Critical Values - Cut-off values that define regions where the test statistic is unlikely to lie - Critical values in Table D: Critical Values of Student’s t distribution - Need to know alpha level and df to use the table.

8.1 T.Test

The T-test, as you will come to see, is quite similar to the z-test. The main differences are where the information is coming from.

If you remember, the z-test takes information from the population such as the mean \(\mu\) and standard deviation \(\sigma\).

The t-test takes information from the sample instead.
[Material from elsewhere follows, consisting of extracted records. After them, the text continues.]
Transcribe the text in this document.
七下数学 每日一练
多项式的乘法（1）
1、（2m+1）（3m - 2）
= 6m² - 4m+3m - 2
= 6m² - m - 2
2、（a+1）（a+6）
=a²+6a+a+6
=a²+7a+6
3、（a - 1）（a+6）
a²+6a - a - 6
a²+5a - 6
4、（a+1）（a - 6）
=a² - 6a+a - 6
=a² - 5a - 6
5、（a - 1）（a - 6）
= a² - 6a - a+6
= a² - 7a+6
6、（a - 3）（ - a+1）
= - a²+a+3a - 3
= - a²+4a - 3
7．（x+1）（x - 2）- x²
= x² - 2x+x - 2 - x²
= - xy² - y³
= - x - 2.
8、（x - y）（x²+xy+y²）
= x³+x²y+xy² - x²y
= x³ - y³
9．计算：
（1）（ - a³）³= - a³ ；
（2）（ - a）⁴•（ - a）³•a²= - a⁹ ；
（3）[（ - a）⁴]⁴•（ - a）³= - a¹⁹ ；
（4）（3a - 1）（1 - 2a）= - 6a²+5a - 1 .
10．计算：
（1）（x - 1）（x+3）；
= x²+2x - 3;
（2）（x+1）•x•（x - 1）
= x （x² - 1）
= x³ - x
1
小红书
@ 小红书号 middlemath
You will notice the formulas are set-up the same way, they just have different numbers.

8.1.1 Z-Test and T-Test Comparison

\(Z = \frac{\bar{X}-\mu}{\sigma_\bar{X}}\) and \(t = \frac{\bar{X}-\mu}{\sigma_\bar{X}}\)

8.1.1.1 Types of T-Tests

There are three types of T-Tests, but we will only be learning one for today.
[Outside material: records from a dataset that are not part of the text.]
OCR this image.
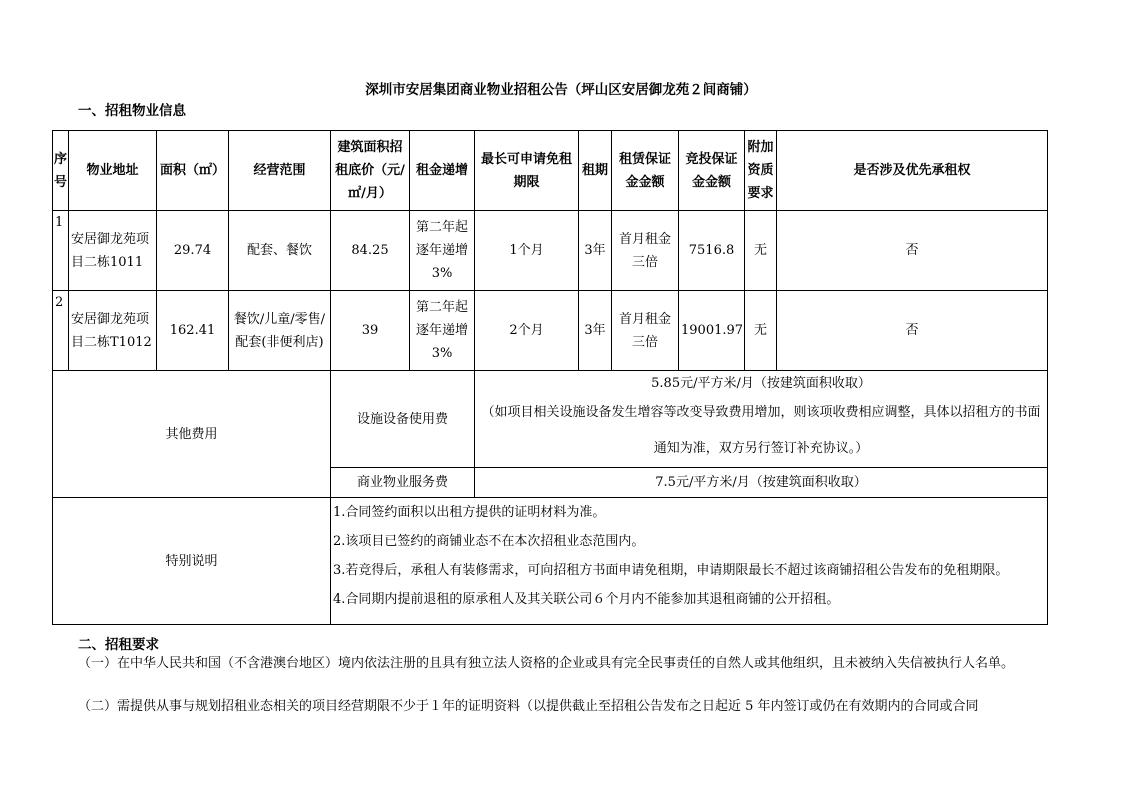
深圳市安居集团商业物业招租公告（坪山区安居御龙苑２间商铺）
一、招租物业信息
序号	物业地址	面积（㎡）	经营范围	建筑面积招租底价（元/㎡/月）	租金递增	最长可申请免租期限	租期	租赁保证金金额	竞投保证金金额	附加资质要求	是否涉及优先承租权
1	安居御龙苑项目二栋1011	29.74	配套、餐饮	84.25	第二年起逐年递增3%	1个月	3年	首月租金三倍	7516.8	无	否
2	安居御龙苑项目二栋T1012	162.41	餐饮/儿童/零售/配套(非便利店)	39	第二年起逐年递增3%	2个月	3年	首月租金三倍	19001.97	无	否
其他费用				设施设备使用费		5.85元/平方米/月（按建筑面积收取）
（如项目相关设施设备发生增容等改变导致费用增加，则该项收费相应调整，具体以招租方的书面通知为准，双方另行签订补充协议。）					

				商业物业服务费		7.5元/平方米/月（按建筑面积收取）					
特别说明				1.合同签约面积以出租方提供的证明材料为准。
2.该项目已签约的商铺业态不在本次招租业态范围内。
3.若竞得后，承租人有装修需求，可向招租方书面申请免租期，申请期限最长不超过该商铺招租公告发布的免租期限。
4.合同期内提前退租的原承租人及其关联公司６个月内不能参加其退租商铺的公开招租。							
二、招租要求
（一）在中华人民共和国（不含港澳台地区）境内依法注册的且具有独立法人资格的企业或具有完全民事责任的自然人或其他组织，且未被纳入失信被执行人名单。
（二）需提供从事与规划招租业态相关的项目经营期限不少于１年的证明资料（以提供截止至招租公告发布之日起近 5 年内签订或仍在有效期内的合同或合同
  • T-Test for single samples

\[t = \frac{\bar{X}-\mu}{\sigma_\bar{X}}\]

  • T-Test for paired samples

\[t = \frac{\bar{D}}{\sigma_\bar{D}}\] - T-Test for independent samples

\[t = \frac{\bar{X}_1 - \bar{X}_2}{\sqrt{\frac{S^2_1}{N_1}+\frac{S^2_2}{N_2}}}\]

8.1.1.1.1 T-Test Example (R-Calculation)

Let us start off with a sample of 20 scores:

set.seed(123)
Reaction_Time = round(rnorm(20,550,10.5),digits=2)
null_mu = 670
t.test(Reaction_Time,mu=null_mu)

    One Sample t-test

data:  Reaction_Time
t = -51.897, df = 19, p-value < 2.2e-16
alternative hypothesis: true mean is not equal to 670
95 percent confidence interval:
 546.7078 556.2672
sample estimates:
mean of x 
 551.4875 
8.1.1.1.1.1 Writing our results

As we discussed in the previous lecture, we will need to make sure to report our findings in proper statistical formats.

Specifically, when we report the results of a t-test it should look like this:

\[t = -51.897, p <.001\]

8.1.1.1.2 T-Test Example (Hand-Calculation)

\[t = \frac{\bar{X}-\mu}{\sigma_\bar{X}}\] Let us imagine we have 10 numbers:

{111.66,117.50,104.82,146.03,134.50,106.52,115.17,114.40,129.36,119.00}

These numbers have a standard deviation of 12.99.

First, we will need to take the mean:

\[\frac{111.66+117.50+104.82+146.03+134.50+106.52+115.17+114.40+129.36+119.00}{10} = 119.896\]

We want to see if this mean is different from the population mean (\(\mu\)), 126.42.

We will also need to solve for the standard error of the mean (\(s_\bar{X}\))

Remember that \(s_\bar{X} = \frac{s}{\sqrt{n}}\)

\(s_\bar{X} = \frac{12.99}{\sqrt{10}} = 4.107\)

Our new equation should look something like this:

\(t = \frac{119.896-126.42}{4.107} = -1.588\)

\(t = -1.588\)

You’ll notice that when we did the t-test in R we were given a p-value. When you calculate the value by hand, there is no such luck! So, you will have to check for a critical value to see if the value you’ve calculated is past the rejection zone.

Let’s make sure this works in R as well:


8.2 Power

When we talk about power in the context of an experiment, we are referring to the probability of detecting an effect if the effect exists in nature. Power is an important part of experimental design. One of its many uses is in the realm of grant proposals. Let’s imagine you want to run an experiment and you would also like a grant so you can fund the study. When you propose the study, the board that will be reviewing your claim will want to know if it is likely to work. If you can show them that your experiment has high power, you will need fewer participants to find the effect (if it exists), and will cost less money!

There are several ways to compute power, however, we will focus on the computer assisted method, using a program called G-Power. You will not be required to know how to use the program intricately, rather, you will just have to know how to interpret the output of the program as well as input one or two parameters.